Last year the business recorded its 14th consecutive year of growth in the UK with both of these models recording their highest ever annual sales.
So where do we go from here? Well, what is clear is that industry is now getting used to the presence of private equity, so much so that for all the talk of PE deals there ain't many happening.
As Johnson adds: "Because corporates are now more familiar with private equity tactics, they are also finding it easier to block private equity bids and persuade shareholders to support alternative plans for generating value." Such a view is borne out by latest figures showing the rate of take-privates in UK plc has slowed considerably in 2006.
Phil Griesbach, Director of Barclays Private Equity in the Midlands, agreed public to privates seem to have dried up. "There seem to have been an increasing number of approaches made over recent weeks, but nothing is being consummated.
It's all foreplay and no finish. "It seems private equity houses are having their bids rejected out of hand by shareholders in the hope that a bigger offer will be made - something that so far the private equity firms have been baulking at.
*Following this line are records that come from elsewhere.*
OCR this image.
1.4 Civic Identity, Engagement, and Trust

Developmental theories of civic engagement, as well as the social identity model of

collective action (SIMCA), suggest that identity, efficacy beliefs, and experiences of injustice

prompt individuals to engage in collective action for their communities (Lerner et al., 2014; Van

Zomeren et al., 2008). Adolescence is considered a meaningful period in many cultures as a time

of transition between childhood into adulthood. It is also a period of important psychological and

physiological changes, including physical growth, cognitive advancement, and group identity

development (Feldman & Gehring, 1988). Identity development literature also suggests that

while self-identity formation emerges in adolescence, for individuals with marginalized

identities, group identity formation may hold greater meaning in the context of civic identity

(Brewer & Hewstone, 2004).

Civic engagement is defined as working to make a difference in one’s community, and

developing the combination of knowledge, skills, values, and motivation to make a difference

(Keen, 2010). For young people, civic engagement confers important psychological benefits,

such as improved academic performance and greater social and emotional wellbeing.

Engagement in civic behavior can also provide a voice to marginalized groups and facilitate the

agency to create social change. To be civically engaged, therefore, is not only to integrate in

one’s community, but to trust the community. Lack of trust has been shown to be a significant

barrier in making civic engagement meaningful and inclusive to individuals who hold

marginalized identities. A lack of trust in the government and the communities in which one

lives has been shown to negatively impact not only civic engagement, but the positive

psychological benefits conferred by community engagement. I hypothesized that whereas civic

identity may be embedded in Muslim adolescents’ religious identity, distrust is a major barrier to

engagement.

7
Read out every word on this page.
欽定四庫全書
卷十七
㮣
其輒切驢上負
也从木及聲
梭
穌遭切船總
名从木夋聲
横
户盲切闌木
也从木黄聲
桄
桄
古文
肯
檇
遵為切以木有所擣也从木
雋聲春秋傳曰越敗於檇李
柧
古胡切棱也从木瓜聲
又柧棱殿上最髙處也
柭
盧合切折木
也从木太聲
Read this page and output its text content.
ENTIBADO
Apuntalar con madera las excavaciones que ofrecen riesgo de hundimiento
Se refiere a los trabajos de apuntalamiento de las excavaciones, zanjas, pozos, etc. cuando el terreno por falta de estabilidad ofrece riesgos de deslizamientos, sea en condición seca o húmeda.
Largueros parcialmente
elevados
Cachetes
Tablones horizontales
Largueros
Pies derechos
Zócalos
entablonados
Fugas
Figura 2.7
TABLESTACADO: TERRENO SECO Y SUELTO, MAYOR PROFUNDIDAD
With the huge funds that have been raised, there is a lot of money in the market looking for a home and public company shareholders have clearly decided they should be demanding a much larger premium." Griesbach, a respected figure in the private equity industry, goes as far as to say that private equity has become a "victim of its own success". But while debt remains cheap and corporate failures remain rare, there seems little prospect of an end to the constant speculation about who is bidding for whom.
As such our Top 500 cannot afford to stop looking over their shoulder just yet.